Yea, it is written in the Book of Cyril...
As much of what we know about the Cathar's was written by their enemies, it's hard to understand them. Fascinating subject, though. Also a valuable piece of history to know when discussing Crusade warfare with people who claim it was purely defensive.
 
Cathars and Cathar Beliefs in the Languedoc

There probably were no Cathars in Southern France, and their 'invention' is likely the consequence of a misinterpretation of ambiguous historical evidence.

From c. 1250 until c. 2000 it was almost universally believed that most of the people who were accused of heresy in western Europe during the period covered by this book were preachers or followers of an organised dualist movement that had originated in the Greek-speaking world, most probably in the Balkans. With the few recent exceptions mentioned in the section on Further Reading, all current histories of heresy before 1250 and virtually all references to it in textbooks and other general works are still based on this assumption.

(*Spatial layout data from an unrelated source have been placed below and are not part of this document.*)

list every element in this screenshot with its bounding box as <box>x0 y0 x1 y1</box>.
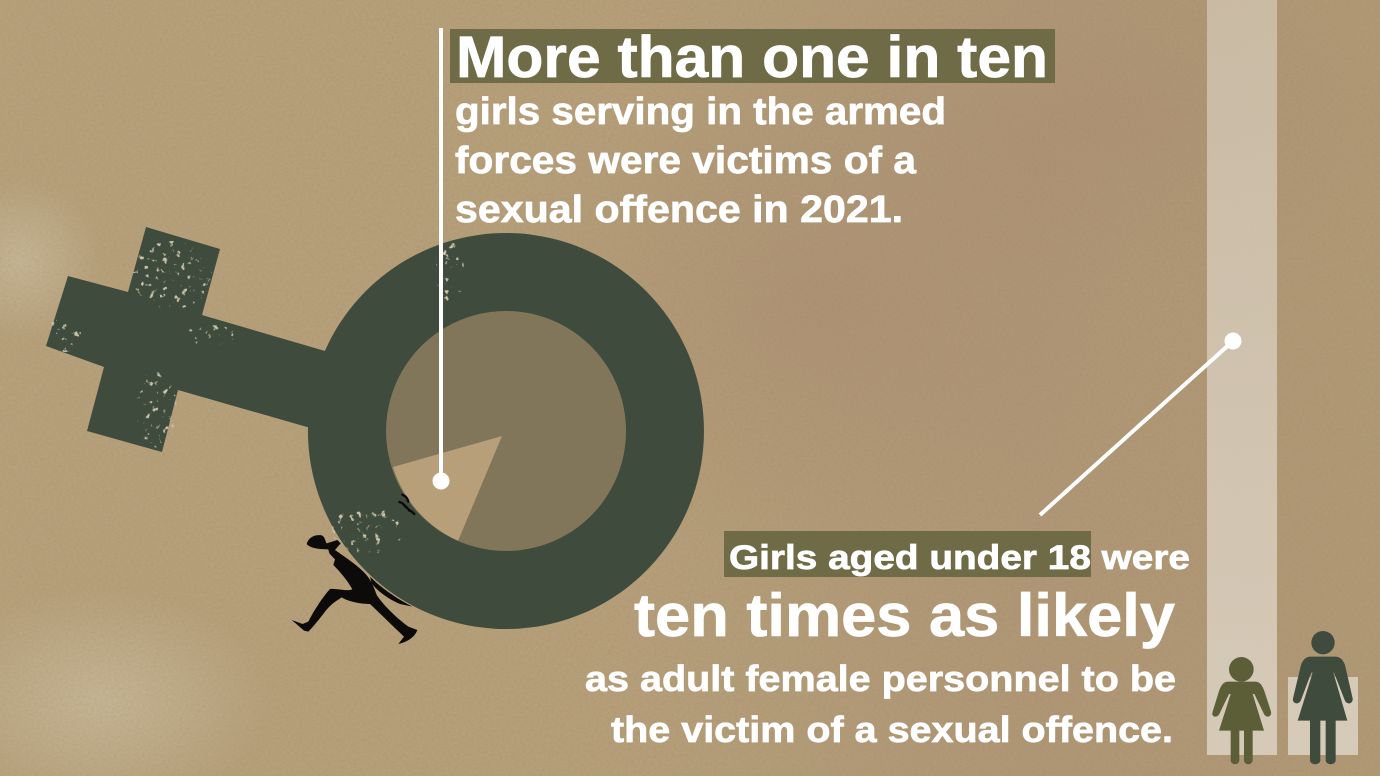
body text: girls serving in the armed <box>455 91 946 133</box>
leader line to bar <box>1040 332 1242 515</box>
lead text: Girls aged under 18 were <box>729 539 1190 577</box>
ring wear speckles <box>332 242 464 554</box>
body text: sexual offence in 2021. <box>455 189 903 231</box>
body text <box>455 91 946 231</box>
callout bottom <box>585 332 1242 750</box>
big statement: ten times as likely <box>634 582 1176 649</box>
symbol cross arm <box>46 227 345 452</box>
bar: adult female personnel <box>1288 677 1358 755</box>
highlight <box>724 531 1091 577</box>
female symbol <box>46 227 704 629</box>
headline: More than one in ten <box>456 25 1048 90</box>
pie wedge: one in ten <box>393 436 502 541</box>
icon: adult woman <box>1293 631 1353 764</box>
body text: as adult female personnel to be <box>585 658 1176 699</box>
bar: girls under 18 <box>1207 0 1277 755</box>
headline highlight <box>450 29 1055 83</box>
running woman silhouette <box>292 495 417 644</box>
leader line to pie wedge <box>432 28 450 490</box>
callout top <box>432 25 1055 490</box>
pale bars <box>1207 0 1358 755</box>
body text: forces were victims of a <box>455 140 917 182</box>
symbol ring <box>308 233 704 629</box>
body text: the victim of a sexual offence. <box>611 709 1173 750</box>
icon: girl <box>1212 657 1271 764</box>
symbol inner disc <box>381 306 631 556</box>
body text <box>585 658 1176 750</box>
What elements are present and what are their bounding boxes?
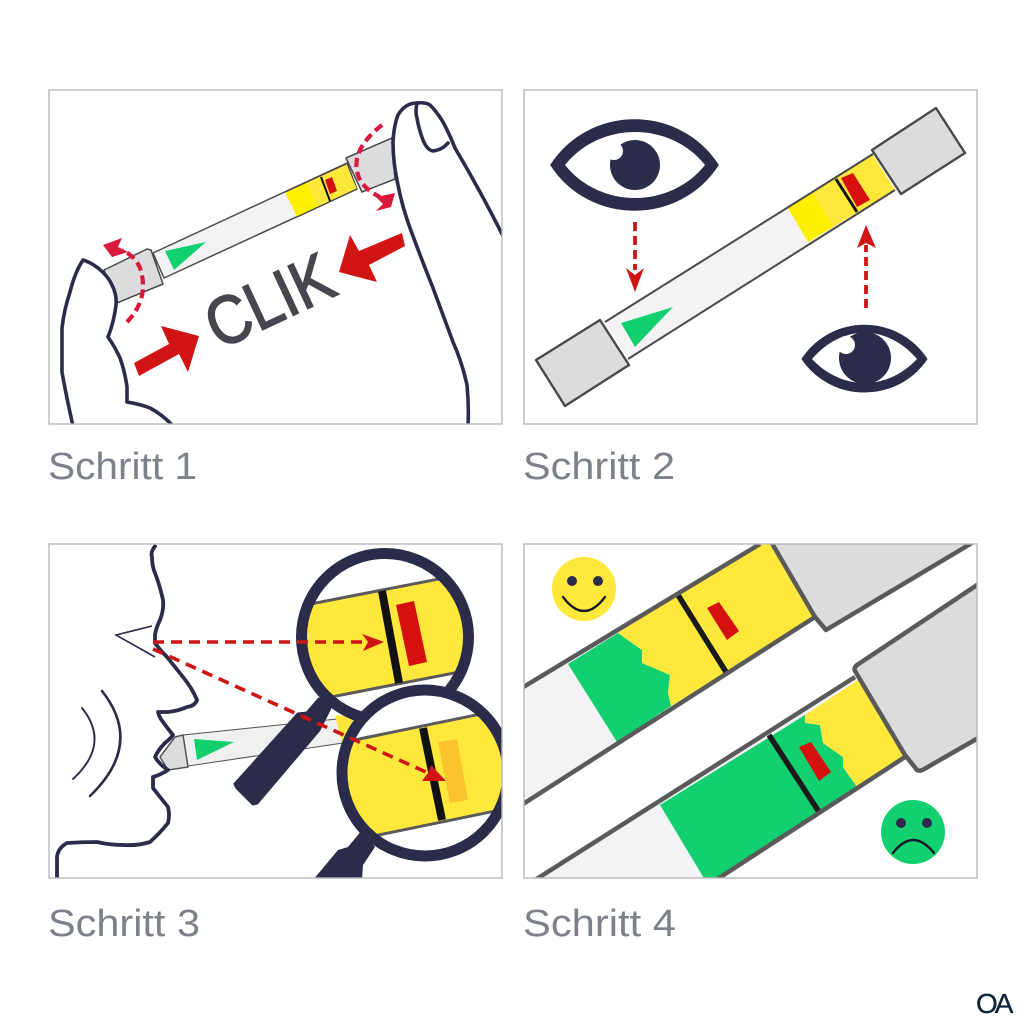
panel border: step 2 xyxy=(524,90,977,424)
arrow: eye down to marker xyxy=(626,222,644,292)
panel border: step 4 xyxy=(524,544,977,878)
test strip in mouth xyxy=(160,715,355,770)
arrow: press left xyxy=(339,233,405,282)
dashed arc: right twist xyxy=(356,125,395,211)
panel: step 2 xyxy=(534,106,966,408)
panel: step 1 xyxy=(49,90,504,426)
test strip xyxy=(104,138,395,303)
test strip xyxy=(536,108,965,406)
panel border: step 1 xyxy=(49,90,502,424)
breath waves xyxy=(73,691,120,796)
heading: Schritt 3: Schritt 3 xyxy=(48,903,200,945)
left thumb xyxy=(62,260,173,426)
arrow: gaze to top magnifier xyxy=(153,634,384,651)
eye outline xyxy=(116,626,155,657)
arrow: eye up to window xyxy=(857,225,876,308)
heading: Schritt 2: Schritt 2 xyxy=(523,446,675,488)
arrow: press right xyxy=(134,326,199,376)
dashed arc: left twist xyxy=(103,238,143,322)
heading: Schritt 4: Schritt 4 xyxy=(523,903,676,945)
icon: upper eye xyxy=(551,120,718,210)
panel: step 3 xyxy=(49,544,510,880)
icon: happy face xyxy=(552,557,616,621)
right hand xyxy=(393,103,504,426)
magnifier: top xyxy=(235,553,480,804)
icon: sad face xyxy=(881,800,945,864)
panel: step 4 xyxy=(520,530,980,880)
logo: OA: OA xyxy=(976,988,1014,1019)
heading: Schritt 1: Schritt 1 xyxy=(48,446,197,488)
icon: lower eye xyxy=(802,325,927,392)
arrow: gaze to bottom magnifier xyxy=(153,649,446,781)
face profile xyxy=(57,545,197,880)
test strip: good result xyxy=(520,530,972,806)
test strip: bad result xyxy=(535,583,980,880)
CLIK label: CLIK xyxy=(193,239,346,364)
magnifier: bottom xyxy=(313,690,510,880)
panel border: step 3 xyxy=(49,544,502,878)
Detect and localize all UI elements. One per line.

Specialist scholars, however, now reject it, though in varying degrees. They have come increasingly to doubt whether changing religious attitudes are best explained by the passage of neatly wrapped packages of ideas from generation to generation, like batons in a relay race. They have increasingly wondered whether this particular package lurked in the minds of the clerics who interrogated suspected heretics or wrote the reports about them, rather than in covert gatherings of often illiterate suspects. Finally, in the last twenty years or so the circumstances of the composition, circulation and survival of the comparatively small body of Latin texts on which the generally accepted interpretation was based, their relationships to one another, the understanding, aims and motives of their authors, and in some cases their authenticity, have been more closely and expertly questioned than ever before. As a result the traditional story of ‘medieval heresy’ in which ‘the Cathars’ played a starring role is now authoritatively challenged at almost every point.

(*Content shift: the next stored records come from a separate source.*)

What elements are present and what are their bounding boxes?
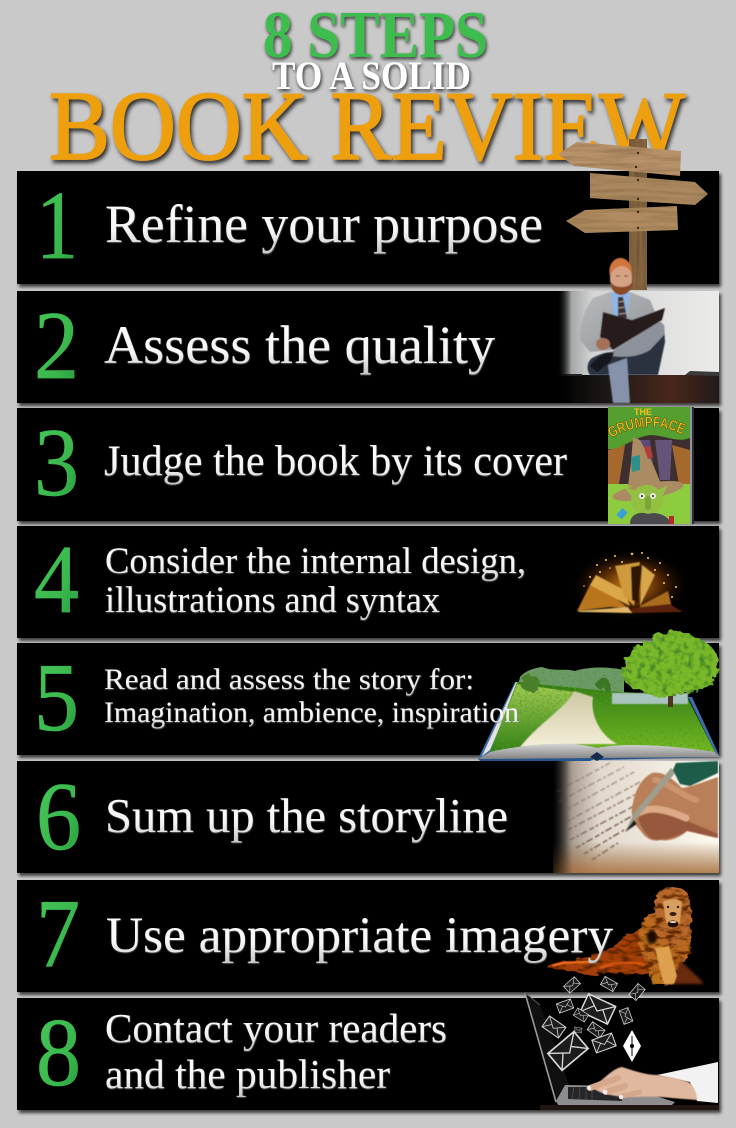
step 2 text: Assess the quality: [104, 315, 495, 375]
number 4: 4: [34, 526, 79, 633]
title: [49, 0, 686, 181]
step 8 text line 1: Contact your readers: [105, 1005, 447, 1051]
cover title: GRUMPFACE: [608, 416, 686, 437]
icon: fiery lion: [547, 887, 704, 985]
number 3: 3: [34, 409, 79, 517]
title line: TO A SOLID: TO A SOLID: [272, 53, 471, 98]
step 5 text line 2: Imagination, ambience, inspiration: [104, 696, 519, 729]
sleeve: [657, 1062, 718, 1103]
typing hand: [590, 1067, 697, 1100]
lower leg: [608, 358, 630, 403]
step 6 text: Sum up the storyline: [105, 788, 508, 843]
number 1: 1: [36, 172, 78, 279]
title line: BOOK REVIEW: BOOK REVIEW: [49, 72, 686, 181]
hand: [632, 773, 718, 841]
icon: glowing open book: [570, 549, 690, 621]
title line: 8 STEPS: 8 STEPS: [263, 0, 488, 72]
hand: [596, 338, 610, 350]
icon: laptop with flying envelopes: [525, 976, 719, 1110]
number 7: 7: [36, 880, 80, 987]
chest shadow: [647, 930, 657, 944]
photo: hand writing with quill: [553, 761, 719, 873]
step 1 text: Refine your purpose: [105, 194, 543, 254]
raised thigh: [612, 322, 664, 357]
body: [638, 912, 692, 985]
step labels: [104, 194, 614, 1097]
fire trail: [547, 925, 660, 975]
step 4 text line 2: illustrations and syntax: [105, 579, 440, 620]
panel backgrounds: [17, 171, 719, 1110]
quill: [625, 768, 676, 832]
cover title: THE: [634, 407, 652, 417]
icon: open book with landscape and tree: [478, 631, 720, 761]
step 7 text: Use appropriate imagery: [106, 908, 614, 964]
folder: [600, 308, 665, 350]
icon: wooden signpost: [558, 139, 708, 290]
step 8 text line 2: and the publisher: [105, 1051, 390, 1097]
envelopes: [542, 976, 645, 1070]
number 5: 5: [34, 644, 79, 751]
step 3 text: Judge the book by its cover: [104, 438, 567, 485]
number 8: 8: [36, 999, 81, 1107]
icon: pen nib: [623, 1030, 641, 1062]
seat and dark leg: [588, 325, 665, 375]
step numbers: [34, 172, 81, 1107]
head: [610, 261, 632, 295]
face: [663, 899, 682, 928]
mane: [653, 887, 692, 945]
jacket: [580, 292, 664, 352]
step 5 text line 1: Read and assess the story for:: [104, 663, 474, 696]
number 2: 2: [34, 292, 79, 400]
photo: man reading: [557, 258, 719, 403]
shoe: [590, 353, 614, 372]
step 4 text line 1: Consider the internal design,: [105, 540, 526, 581]
icon: The Grumpface book cover: [608, 407, 694, 524]
front leg: [655, 946, 677, 984]
number 6: 6: [36, 763, 81, 871]
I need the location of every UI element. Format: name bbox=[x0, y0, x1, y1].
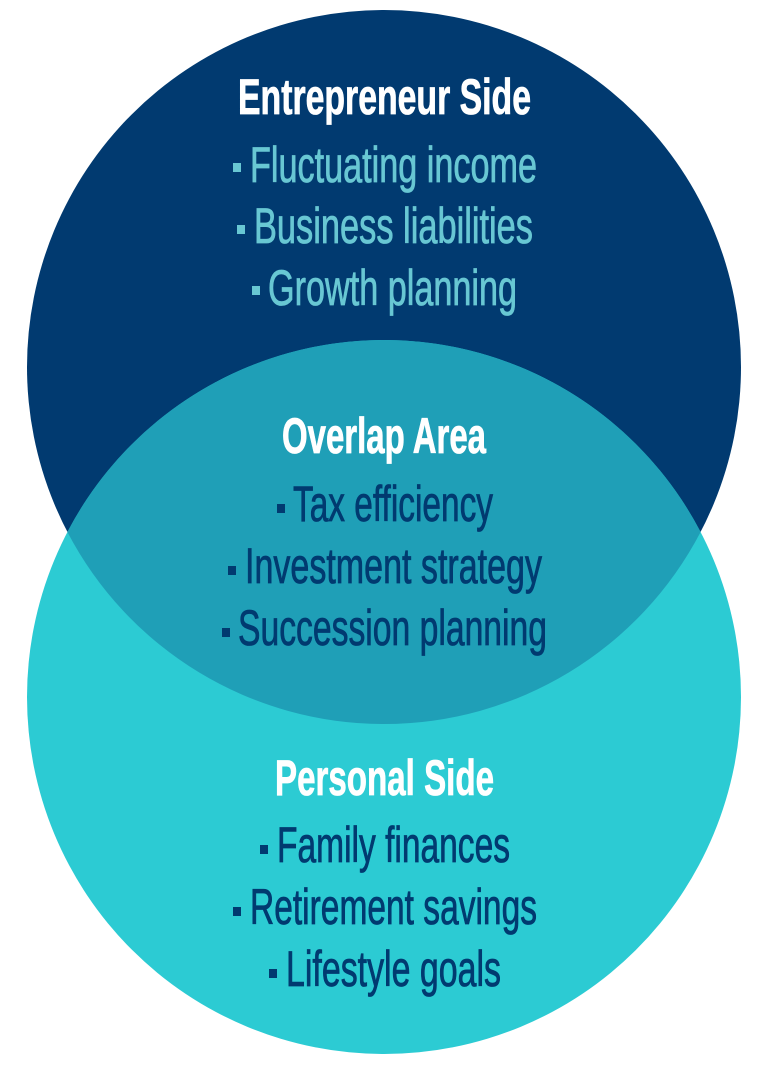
list item: succession planning bbox=[222, 600, 547, 656]
section: personal side bbox=[233, 750, 537, 997]
section: overlap area bbox=[222, 408, 547, 656]
section: entrepreneur side bbox=[233, 69, 537, 316]
list item: growth planning: Growth planning bbox=[268, 260, 517, 316]
list item: growth planning bbox=[252, 260, 517, 316]
heading: personal side: Personal Side bbox=[275, 750, 494, 806]
circle: entrepreneur side bbox=[27, 10, 741, 724]
list item: lifestyle goals: Lifestyle goals bbox=[286, 941, 501, 997]
list item: business liabilities bbox=[237, 198, 533, 254]
list item: fluctuating income: Fluctuating income bbox=[250, 137, 537, 193]
list item: investment strategy bbox=[228, 538, 542, 594]
list item: investment strategy: Investment strategy bbox=[245, 538, 542, 594]
heading: entrepreneur side: Entrepreneur Side bbox=[238, 69, 531, 125]
list item: fluctuating income bbox=[233, 137, 537, 193]
list item: lifestyle goals bbox=[269, 941, 501, 997]
list item: retirement savings: Retirement savings bbox=[250, 879, 537, 935]
list item: family finances: Family finances bbox=[277, 817, 510, 873]
list item: family finances bbox=[260, 817, 510, 873]
list item: tax efficiency bbox=[277, 476, 493, 532]
circle: personal side bbox=[27, 340, 741, 1054]
list item: tax efficiency: Tax efficiency bbox=[293, 476, 493, 532]
list item: retirement savings bbox=[233, 879, 537, 935]
overlap lens bbox=[67, 340, 701, 724]
heading: overlap area: Overlap Area bbox=[282, 408, 487, 464]
list item: business liabilities: Business liabilities bbox=[254, 198, 533, 254]
list item: succession planning: Succession planning bbox=[238, 600, 547, 656]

RI Moore, “The War On Heresy”



There are no records from the inquisition, or anti-heretical firebrand and chronicler Bernard of Clairveux, of any Dualist beliefs in Southern France at this stage.

As much of what we know about the Cathar's was written by their enemies, it's hard to understand them. Fascinating subject, though. Also a valuable piece of history to know when discussing Crusade warfare with people who claim it was purely defensive.

Also the fact that the Crusade was an addition to an ongoing conflict between various rival Southern French counts, and eventually the French Crown (the king wasn't all powerful at this stage).
 

sooda

Veteran Member
As much of what we know about the Cathar's was written by their enemies, it's hard to understand them. Fascinating subject, though. Also a valuable piece of history to know when discussing Crusade warfare with people who claim it was purely defensive.

The Cathars were slaughtered and burned.. so they were persecuted. Perhaps it was politics over religion.. I can't make that call.